Short sale approval letters may look like they’ve been obtained simply by experts, but it takes time and doesn’t just happen with luck.



short sales

short sale approval

Short sale approval: getting prepared, making it happen

People always ask me how it is that I obtain short sale approval letters with such ease. The truth is, that while I have more short sale processing and negotiating experience than most agents and brokers, I don’t just blink my eyes like Jeannie and make those short sale approval letters appear. I often sweat it, just like everyone else.

Despite the fact that I do not have magical powers, I do have something else on my side—education. One of the most important things than can lead to short sale success for any and all agents is education.

Experience dictates that agents that learn about the short sale process
have increased short sale closings.

Short sale education opportunities abound

There are many ways to become educated about the short sale process and make getting short sale approval letters look easy to obtain. These include:

  • Classes at your local board of Realtors®
  • Free short sale webinars and workshops
  • The short sale or foreclosure specialist designations

As the distressed property arena grows and changes, it is important to always stay abreast of policy changes that may impact how you do your job and how you process any short sale that lands on your plate.

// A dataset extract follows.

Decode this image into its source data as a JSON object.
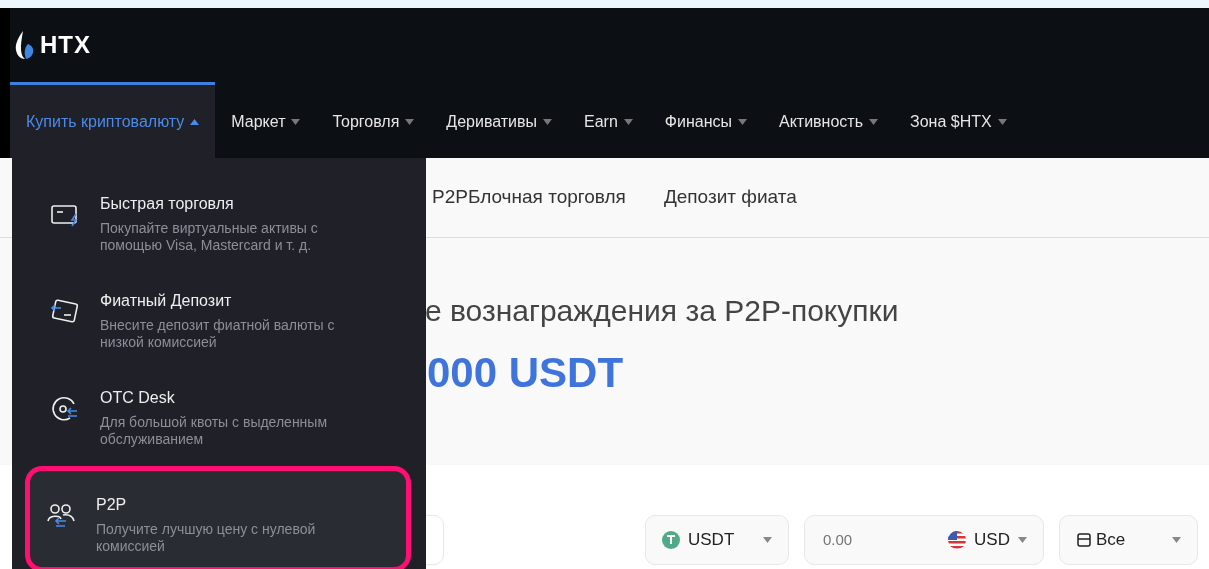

The most important thing to do is to read, read, read. Follow short sale specialists and those who blog about short sales on AGBeat, Google+, facebook, and twitter. Set up a Google Alert for the term ‘short sale’ and you will receive Google’s top short sale picks daily in your email inbox. Visit mortgagor websites to read up on their specific policies and procedures.

Don’t take on too much

And, when you get a call from a prospective short sale seller, make sure that you don’t bit off more than you can chew. Agents in most of America right now are clamoring for listings since we are in the midst of a listing shortage. But, if you are going to take on a short sale, be sure that it is a deal that you can close. And, if you have your doubts, why not partner up with a local agent that can mentor your and assist you in getting the job done? After all, half a commission check is better than none!